The study focuses on the PNM Lampung Branch, one of the institution’s key operational units. Using field-based qualitative analysis, the research explains why many frontline employees—known as Account Officers (AOs)—struggle to reach productivity targets despite the organization’s strategic importance and expanding operational scale.
Productivity challenges in microfinance services
In financial service organizations, productivity is closely linked to service quality, efficiency, and risk management. This is particularly true for microfinance institutions such as PNM, which operate directly at the community level. Account Officers are responsible not only for loan disbursement but also for mentoring clients, monitoring repayments, and managing administrative processes.
Internal company data from August 2025 shows a clear productivity gap at the PNM Lampung Branch. Out of 1,809 active Account Officers, only 1,588 recorded financing disbursement activity. Of those, 69.14 percent were classified as non-productive, disbursing less than IDR 160 million, while only 30.86 percent met or exceeded the productivity benchmark.
Regional disparities further highlight the issue. Some Lampung operational areas recorded productivity rates below 16 percent, while neighboring Bengkulu reached more than 38 percent. These differences point to underlying organizational and human resource factors rather than market conditions alone.
How the research was conducted
Agus Dwi Anto conducted the study using a descriptive qualitative approach grounded in human resource management theory. Data were collected through:
a. In-depth interviews with Account Officers, unit heads, and administrative staff
b. Direct observation of daily work activities such as briefings, field visits, and reporting
c. Analysis of internal documents, including productivity reports and standard operating procedures
The data were analyzed using the Miles and Huberman interactive model, which emphasizes data reduction, structured presentation, and continuous verification. This approach allowed the researcher to capture real workplace experiences and identify patterns behind productivity differences.
Key findings: what drives productivity at PNM
The study identifies three internal attributes as the core drivers of Account Officer productivity.
“These attributes do not work in isolation,” Agus Dwi Anto explains in the study. “Motivation drives effort, competence determines quality, and discipline maintains consistency. Weakness in one area reduces overall productivity.”
External factors that strengthen performance
Beyond individual attributes, the research highlights several external factors that shape employee performance.
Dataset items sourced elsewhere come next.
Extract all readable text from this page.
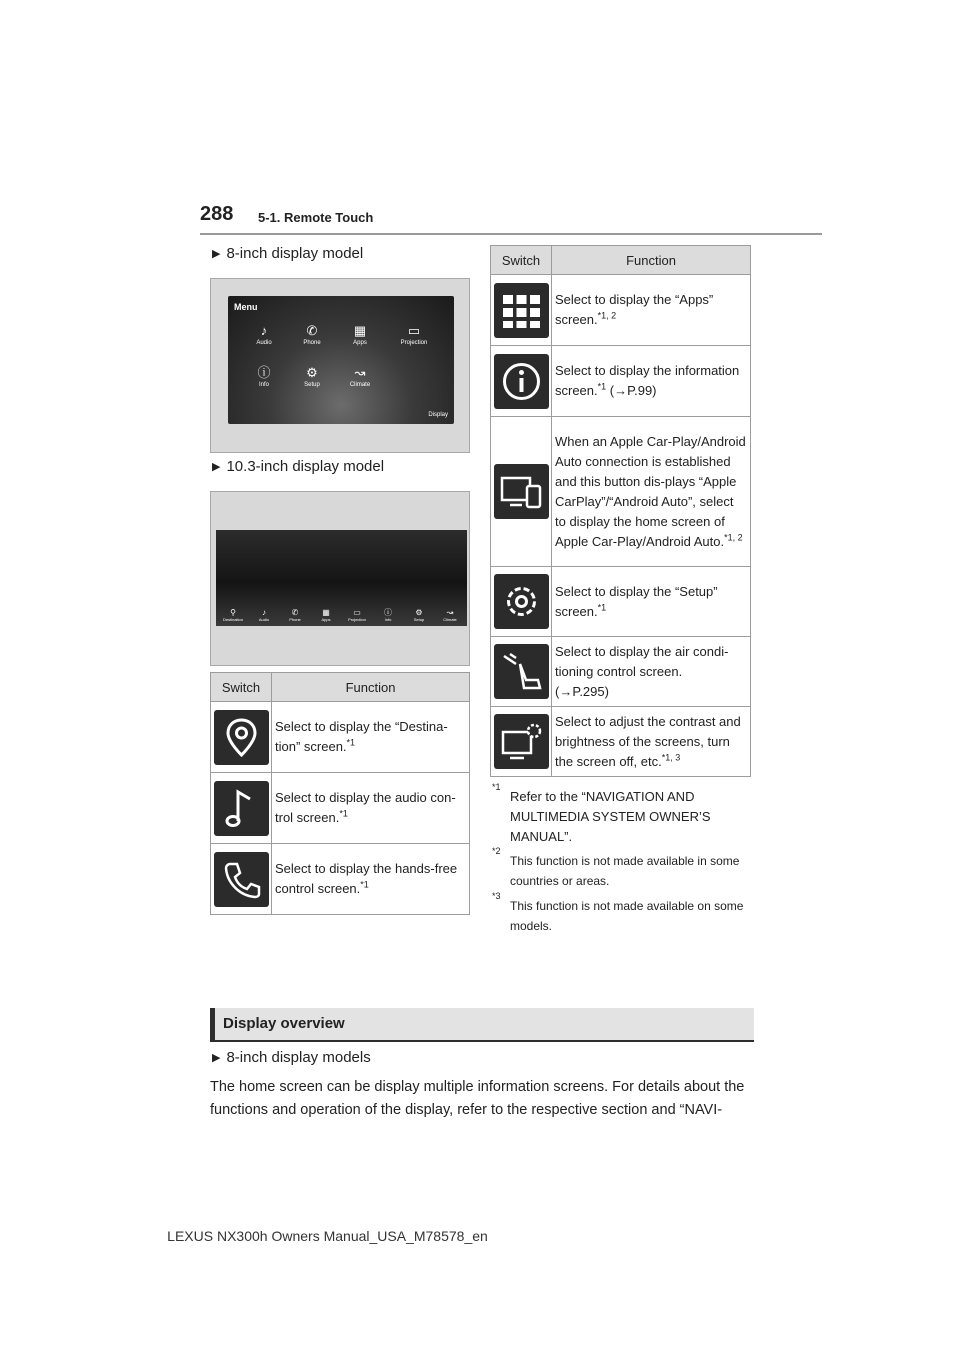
288 5-1. Remote Touch
▶ 8-inch display model
Menu
♪
Audio
✆
Phone
▦
Apps
▭
Projection
ⓘ
Info
⚙
Setup
↝
Climate
Display
▶ 10.3-inch display model
⚲
Destination
♪
Audio
✆
Phone
▦
Apps
▭
Projection
ⓘ
Info
⚙
Setup
↝
Climate
Switch	Function

	Select to display the “Destina-tion” screen.$^{*1}$

	Select to display the audio con-trol screen.$^{*1}$

	Select to display the hands-free control screen.$^{*1}$
Switch	Function

	Select to display the “Apps” screen.$^{*1, 2}$

	Select to display the information screen.$^{*1}$ (→P.99)

	When an Apple Car-Play/Android Auto connection is established and this button dis-plays “Apple CarPlay”/“Android Auto”, select to display the home screen of Apple Car-Play/Android Auto.$^{*1, 2}$

	Select to display the “Setup” screen.$^{*1}$

	Select to display the air condi-tioning control screen.
(→P.295)

	Select to adjust the contrast and brightness of the screens, turn the screen off, etc.$^{*1, 3}$
*1
Refer to the “NAVIGATION AND MULTIMEDIA SYSTEM OWNER’S MANUAL”.
*2
This function is not made available in some countries or areas.
*3
This function is not made available on some models.
Display overview
▶ 8-inch display models
The home screen can be display multiple information screens. For details about the functions and operation of the display, refer to the respective section and “NAVI-
LEXUS NX300h Owners Manual_USA_M78578_en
a. Leadership: Inspirational and transformational leadership from unit heads and branch managers boosts morale and clarifies expectations.
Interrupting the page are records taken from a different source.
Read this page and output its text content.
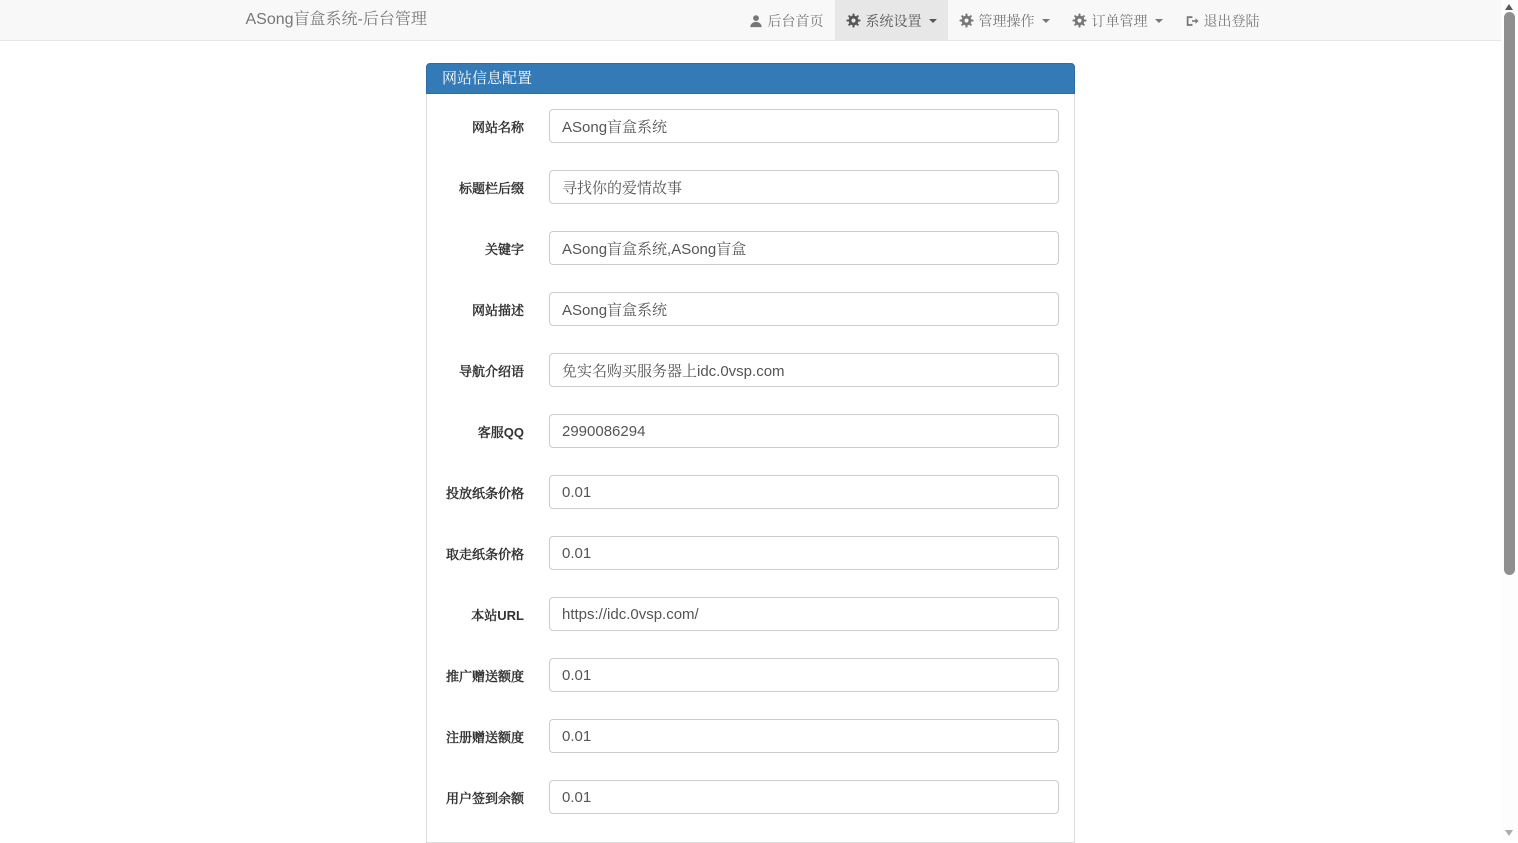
ASong盲盒系统-后台管理	后台首页	系统设置	管理操作	订单管理	退出登陆
网站信息配置
网站名称
ASong盲盒系统
标题栏后缀
寻找你的爱情故事
关键字
ASong盲盒系统,ASong盲盒
网站描述
ASong盲盒系统
导航介绍语
免实名购买服务器上idc.0vsp.com
客服QQ
2990086294
投放纸条价格
0.01
取走纸条价格
0.01
本站URL
https://idc.0vsp.com/
推广赠送额度
0.01
注册赠送额度
0.01
用户签到余额
0.01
b. Work environment: Both physical conditions and psychological safety influence focus and job satisfaction.
b. Compensation systems: Fair, performance-based rewards reinforce motivation and perceptions of organizational justice.
c. Technology: Digital systems and standardized procedures help streamline tasks and reduce errors.
Together, these factors create an ecosystem that either enables or constrains productivity at the organizational level.
Implications for business and policy
The findings carry practical implications for PT PNM and similar financial institutions. Improving productivity requires integrated strategies rather than isolated interventions. The study recommends:
a. Strengthening performance-based incentive systems to sustain motivation
b. Expanding regular training and technical guidance to close competency gaps
c. Enhancing supervisory roles to reinforce discipline consistently
d. Building open communication channels to address field-level challenges
For policymakers, the research underscores the importance of human resource development in achieving financial inclusion goals. Microfinance institutions depend heavily on frontline staff performance, making investment in people as critical as capital allocation.